Atypical is typical with adventure racers. We come from all backgrounds. What you can count on with adventure racing is this: No matter your age, you will improve as you gain experience.
Special Challenges and More
Racers don’t know what the special challenge in a race is until they show up. Special challenges in adventure races include: Bouldering, dodgeball, gunnysack races, rollerblading, archery, puzzles, blind rear tire bike removal, or perhaps birdhouse assembly.
Adventure races span from a few hours to overnight to multi-day. Although a 3-hour duration may sound challenging, it’s doable for recreational participants.
The longer duration of adventure races as compared to most other sports’ races exists because adventure racers move much slower over unmarked courses. Also, they race as a team so they stay together. Teams move as fast as their slowest teammate, and the race is multi-disciplinary, which also requires transition time.
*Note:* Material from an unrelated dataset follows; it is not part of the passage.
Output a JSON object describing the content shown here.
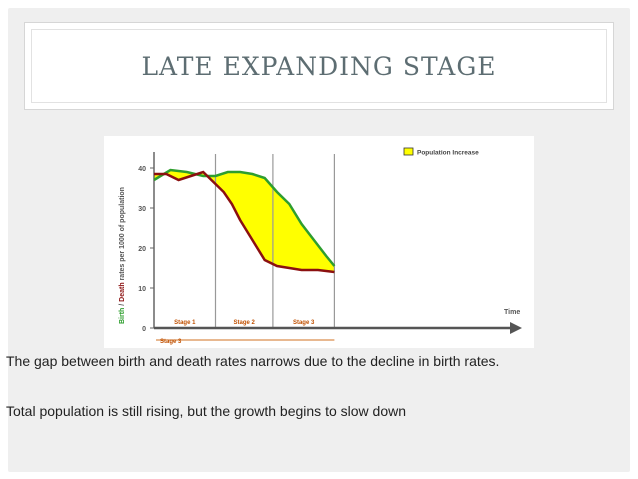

In a 3-hour adventure race, participants can expect to cover about 5K on foot, 15K biking, and 5K paddling.
The adventure racing community prides itself on the integrity of the sport. Not just their tenacity, but also their sportsmanship. Hardly a race goes by where there is not another team coming to the aid of another.
Nearly every race ends with a post-race meal where, over a beer, racers exchange stories about their day’s adventures.
Combine your silent sports; dare for something unique, fun, and challenging. Be adventurous with this community now. The stories you’ll share will be like no other.
See you on the next adventure!
Reach Andrea Larson at: firstname.lastname@example.org
Adventure Racing Terminology
Bearing: Using a compass to determine direction of travel.
Checkpoint (CP): What orienteering marker teams must navigate to. Races typically have between 12 to 80 checkpoints.
Clear the Course: When a team finds all checkpoints within the designated time allowance. Sometimes not a single team will clear the course.
E-Punch: An electronic device scanned at each checkpoint to prove a team was there.
Gear list: An equipment-required-or-recommended list provided by the race director, designating gear for a specific race that a team must carry.
Hike-a-Bike (or Bike–whack): Sections in which teams carry or push a bike rather than ride; usually chosen to create a much shorter route over biking.
Map Board: A device fixed to a bike’s handlebars to enable the team’s navigator to read the map while biking.
Navigator: The person on a team responsible for reading the map, who leads the team to checkpoints.
On Tow: A person being pulled by another teammate using a device such as a bungee cord.
Open Course: Race routes that remain open to the public, including traffic, trail users, and boaters.
Orienteering: Using a map and compass to navigate to course checkpoints.
Pace Count: Using calibrated footsteps to gauge distance traveled since GPS devices are not allowed.
Passport: A paper, typically waterproof, with boxes teams punch using a unique hole punch located at every checkpoint, to prove they were there.
Topo: Short for “topography.” The means with which teams navigate the course.
Tow System: Gear enabling a faster teammate to pull a slower teammate during biking or foot sections.
Transition Area (TA): Point on the course where racers change disciplines, such as from biking to paddling.
Trek: Foot section(s) which may consist of road and trail running, hiking/walking, and/or bushwhacking.